The findings should be interpreted in light of limitations. The first limitation is the use of respondent driven sampling. Although respondent driven sampling is successful in recruiting hidden populations, such as undocumented immigrants who constitute 22 % of the US Latino population [35], it does not ensure representative sampling. Second, although efforts were undertaken to include participants from all Latino subgroups, some groups (e.g., Mexican–American) were not well represented due to their underrepresentation in the Miami-Dade County area in general. Furthermore, the participant retention rate was 77 %. While this rate is above the rate (70 %) that is generally accepted as adequate [36], the loss of 23 % of the sample to attrition may have impacted external validity of results because non-retained participants tended to be undocumented men with lower educational attainment and lower pre-immigration family cohesion.

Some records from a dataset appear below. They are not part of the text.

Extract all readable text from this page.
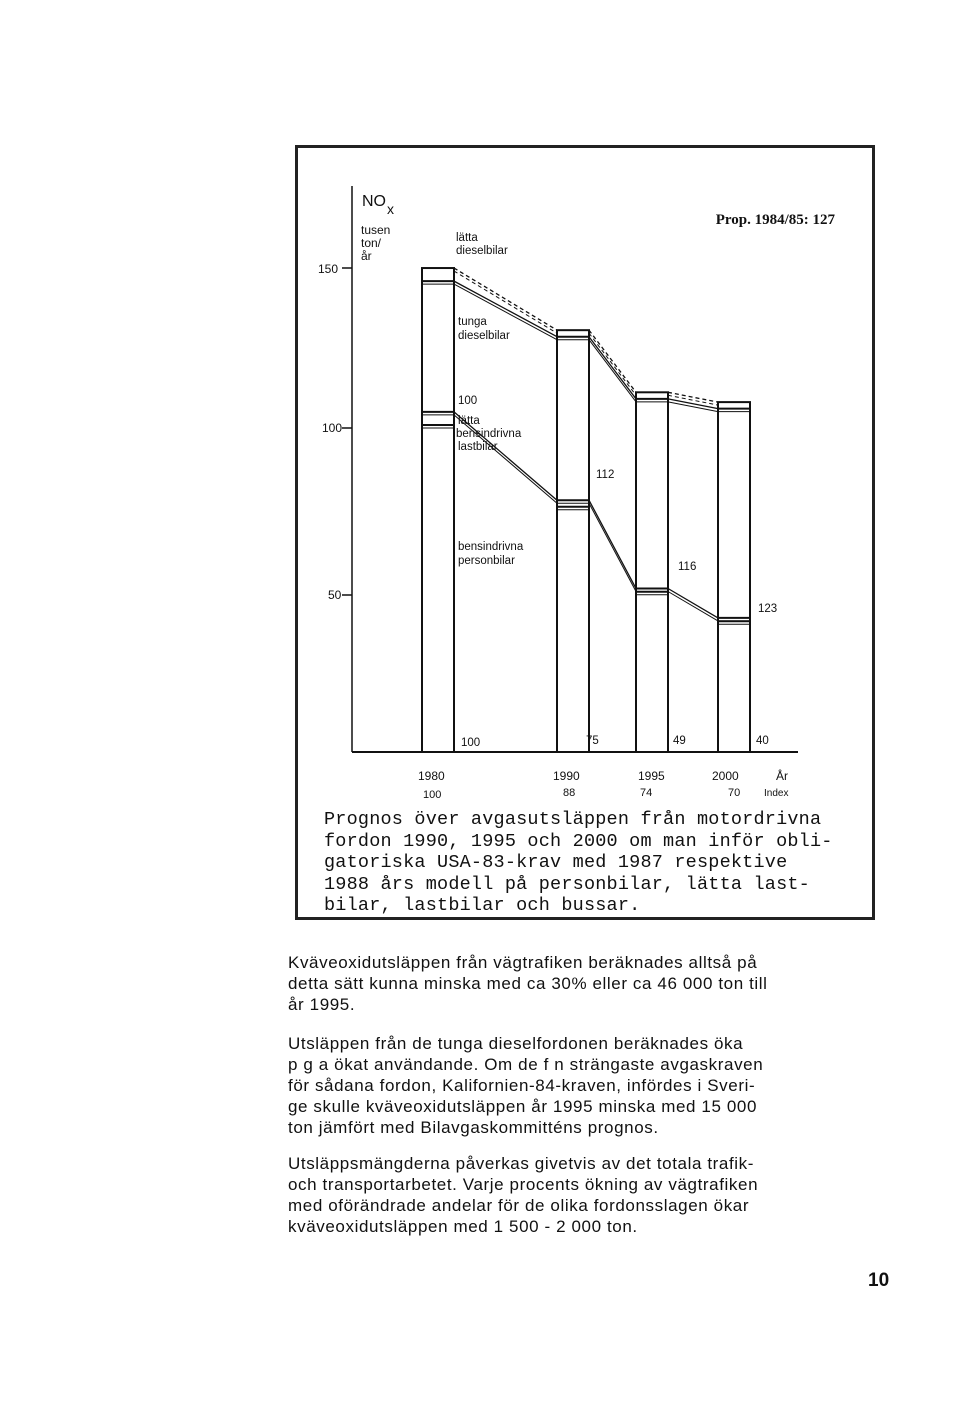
NO x
tusen
ton/
år
Prop. 1984/85: 127
150
100
50
lätta
dieselbilar
tunga
dieselbilar
100
lätta
bensindrivna
lastbilar
bensindrivna
personbilar
112
116
123
100	75	49	40
1980	1990	1995	2000	År
100	88	74	70 Index
Prognos över avgasutsläppen från motordrivna
fordon 1990, 1995 och 2000 om man inför obli-
gatoriska USA-83-krav med 1987 respektive
1988 års modell på personbilar, lätta last-
bilar, lastbilar och bussar.
Kväveoxidutsläppen från vägtrafiken beräknades alltså på
detta sätt kunna minska med ca 30% eller ca 46 000 ton till
år 1995.
Utsläppen från de tunga dieselfordonen beräknades öka
p g a ökat användande. Om de f n strängaste avgaskraven
för sådana fordon, Kalifornien-84-kraven, infördes i Sveri-
ge skulle kväveoxidutsläppen år 1995 minska med 15 000
ton jämfört med Bilavgaskommitténs prognos.
Utsläppsmängderna påverkas givetvis av det totala trafik-
och transportarbetet. Varje procents ökning av vägtrafiken
med oförändrade andelar för de olika fordonsslagen ökar
kväveoxidutsläppen med 1 500 - 2 000 ton.
10
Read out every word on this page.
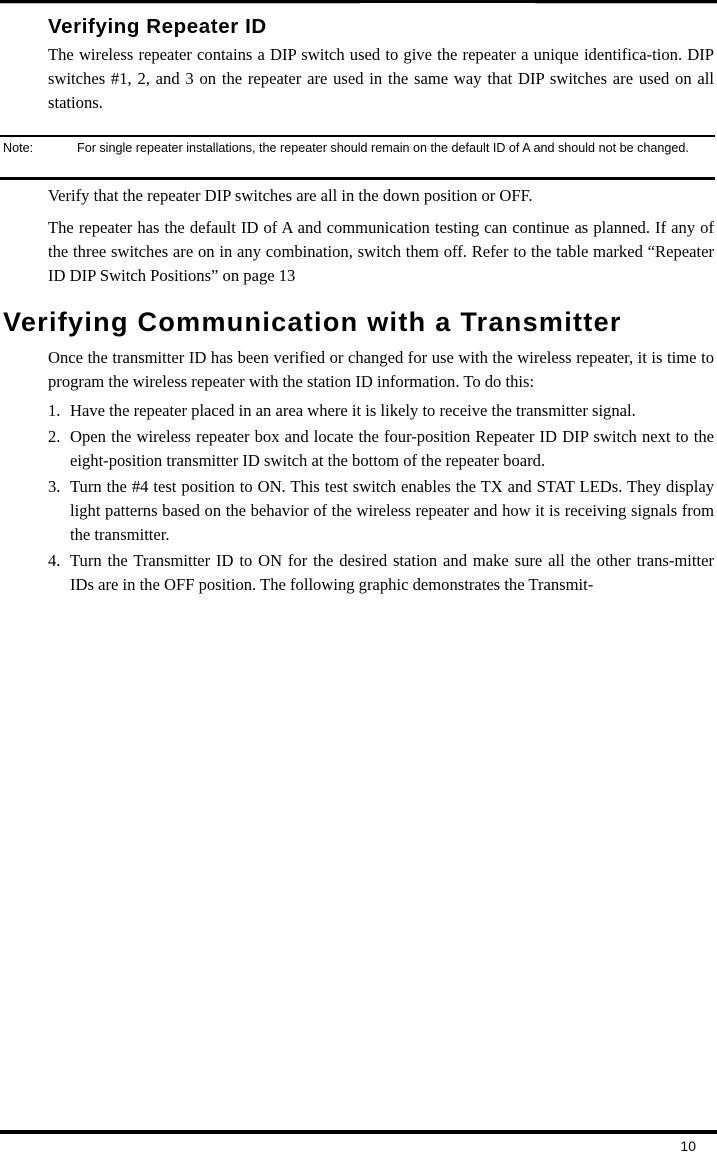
Verifying Repeater ID

The wireless repeater contains a DIP switch used to give the repeater a unique identifica-tion. DIP switches #1, 2, and 3 on the repeater are used in the same way that DIP switches are used on all stations.

Note:	For single repeater installations, the repeater should remain on the default ID of A and should not be changed.

Verify that the repeater DIP switches are all in the down position or OFF.

The repeater has the default ID of A and communication testing can continue as planned. If any of the three switches are on in any combination, switch them off. Refer to the table marked “Repeater ID DIP Switch Positions” on page 13

Verifying Communication with a Transmitter

Once the transmitter ID has been verified or changed for use with the wireless repeater, it is time to program the wireless repeater with the station ID information. To do this:

1. Have the repeater placed in an area where it is likely to receive the transmitter signal.
2. Open the wireless repeater box and locate the four-position Repeater ID DIP switch next to the eight-position transmitter ID switch at the bottom of the repeater board.
3. Turn the #4 test position to ON. This test switch enables the TX and STAT LEDs. They display light patterns based on the behavior of the wireless repeater and how it is receiving signals from the transmitter.
4. Turn the Transmitter ID to ON for the desired station and make sure all the other trans-mitter IDs are in the OFF position. The following graphic demonstrates the Transmit-

10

Recommendations for Clinical Research and Practice

Findings provide clinicians with sociocultural markers to attend to when working with recent Latino immigrants who may be particularly vulnerable to acculturative stress and related declines in family cohesion. Clinicians should consider working beyond the patient-provider relationship to address potential sources of acculturative stress in clients’ lives (e.g., incongruence of cultural norms between their country of origin and the receiving country; language barriers; perceived feelings of inferiority; discrimination) [4]. These cultural determinants may erode family cohesion and other traditional Latino cultural value. For example, Familia Adelante is an effective behavioral health intervention that attempts, in part, to reduce familial stress and other problems by reducing acculturative stress [37]. This multi-risk prevention intervention for Latino families with at-risk children could be applied with more recent Latino immigrant families. By focusing on ways to cope with acculturative stress, its curriculum seeks to enhance psychosocial coping and life skills in both youth and their parents to enhance family and peer communication, prevent/reduce substance abuse, increase HIV knowledge and perceptions of harm about high-risk behavior, and improve school bonding and behavior.

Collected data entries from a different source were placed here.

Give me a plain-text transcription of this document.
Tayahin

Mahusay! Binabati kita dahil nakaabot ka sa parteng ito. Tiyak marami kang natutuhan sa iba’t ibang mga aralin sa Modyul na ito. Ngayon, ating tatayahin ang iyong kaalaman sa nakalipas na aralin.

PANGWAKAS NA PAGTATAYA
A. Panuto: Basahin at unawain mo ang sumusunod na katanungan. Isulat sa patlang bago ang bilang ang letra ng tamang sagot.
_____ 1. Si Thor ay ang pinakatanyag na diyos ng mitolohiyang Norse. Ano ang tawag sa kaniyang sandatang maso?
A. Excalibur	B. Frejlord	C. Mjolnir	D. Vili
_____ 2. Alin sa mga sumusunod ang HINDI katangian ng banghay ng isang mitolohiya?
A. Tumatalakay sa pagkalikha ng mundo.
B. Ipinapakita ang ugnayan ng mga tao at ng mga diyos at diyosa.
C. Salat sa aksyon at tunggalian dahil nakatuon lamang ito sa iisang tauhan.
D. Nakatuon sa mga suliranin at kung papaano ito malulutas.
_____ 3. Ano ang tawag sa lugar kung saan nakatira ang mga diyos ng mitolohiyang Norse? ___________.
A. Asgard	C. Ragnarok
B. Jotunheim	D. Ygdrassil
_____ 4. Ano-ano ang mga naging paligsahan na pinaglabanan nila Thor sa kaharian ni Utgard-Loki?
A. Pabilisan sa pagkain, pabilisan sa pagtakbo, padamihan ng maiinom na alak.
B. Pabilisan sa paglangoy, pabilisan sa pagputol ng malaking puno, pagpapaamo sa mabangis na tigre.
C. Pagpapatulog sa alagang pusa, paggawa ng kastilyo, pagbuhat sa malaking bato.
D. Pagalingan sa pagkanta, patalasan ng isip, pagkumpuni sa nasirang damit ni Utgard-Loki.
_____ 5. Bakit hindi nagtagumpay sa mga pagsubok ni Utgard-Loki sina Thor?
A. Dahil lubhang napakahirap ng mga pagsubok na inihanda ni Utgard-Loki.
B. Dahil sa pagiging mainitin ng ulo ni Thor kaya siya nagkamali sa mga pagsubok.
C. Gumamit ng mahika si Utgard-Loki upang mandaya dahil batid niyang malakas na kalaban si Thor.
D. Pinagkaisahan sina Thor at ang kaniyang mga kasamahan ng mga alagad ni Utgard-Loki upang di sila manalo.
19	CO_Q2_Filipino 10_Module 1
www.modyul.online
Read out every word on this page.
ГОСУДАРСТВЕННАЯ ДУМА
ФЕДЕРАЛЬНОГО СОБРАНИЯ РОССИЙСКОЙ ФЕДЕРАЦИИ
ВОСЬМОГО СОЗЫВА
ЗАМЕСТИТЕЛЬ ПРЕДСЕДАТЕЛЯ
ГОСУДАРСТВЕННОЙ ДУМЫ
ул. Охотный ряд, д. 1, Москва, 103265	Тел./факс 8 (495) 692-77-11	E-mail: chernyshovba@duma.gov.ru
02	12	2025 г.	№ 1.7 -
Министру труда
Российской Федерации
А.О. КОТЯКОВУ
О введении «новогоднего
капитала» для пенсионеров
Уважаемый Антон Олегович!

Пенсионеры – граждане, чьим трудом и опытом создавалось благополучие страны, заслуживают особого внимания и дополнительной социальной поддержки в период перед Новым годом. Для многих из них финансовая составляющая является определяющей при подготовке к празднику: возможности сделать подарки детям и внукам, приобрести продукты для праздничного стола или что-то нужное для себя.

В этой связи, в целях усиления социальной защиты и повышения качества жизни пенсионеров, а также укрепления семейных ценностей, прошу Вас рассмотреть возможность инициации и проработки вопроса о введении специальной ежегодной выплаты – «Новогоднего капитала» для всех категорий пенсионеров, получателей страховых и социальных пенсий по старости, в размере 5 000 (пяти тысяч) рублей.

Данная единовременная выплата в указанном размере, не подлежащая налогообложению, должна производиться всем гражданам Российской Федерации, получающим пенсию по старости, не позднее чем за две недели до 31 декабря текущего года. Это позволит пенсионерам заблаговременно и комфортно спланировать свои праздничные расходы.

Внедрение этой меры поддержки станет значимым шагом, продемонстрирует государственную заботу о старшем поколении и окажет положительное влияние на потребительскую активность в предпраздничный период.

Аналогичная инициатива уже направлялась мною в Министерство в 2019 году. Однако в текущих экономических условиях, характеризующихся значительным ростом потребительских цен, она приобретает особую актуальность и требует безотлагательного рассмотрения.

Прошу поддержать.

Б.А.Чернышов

Community-based interventions should be also considered by clinicians to address sources of acculturative stress and to promote family cohesion. Such interventions may exert a greater therapeutic or preventive influence against emotional distress and related health disparities experienced by Latino immigrants [38]. To promote awareness of acculturative stress and its impact on family cohesion, clinicians can serve as consultants to provide technical assistance to local organizations and agencies (e.g., community health centers) [39, 40]. Finally, like the present study, future clinical research and interventions are needed to attend to pre-immigration factors that are likely to impact immigrants’ differential responses to the acculturation process and its inherent challenges and impacts on health.

New Contribution to the Literature

Overall, this study contributes to the limited knowledge on changes from pre- to post-immigration in Latino family cohesion; and relations with acculturative stress as well as other sociocultural determinants just after arrival to the United States. Future studies of sociocultural determinants of change in pre- and post-immigration health protective cultural values may provide valuable information to clinicians to promote competent health care of recent Latino immigrants. Such research is of critical importance, as it will inform efforts to address acculturative stress and related negative health outcomes among the largest and fastest growing ethnic minority group in the US.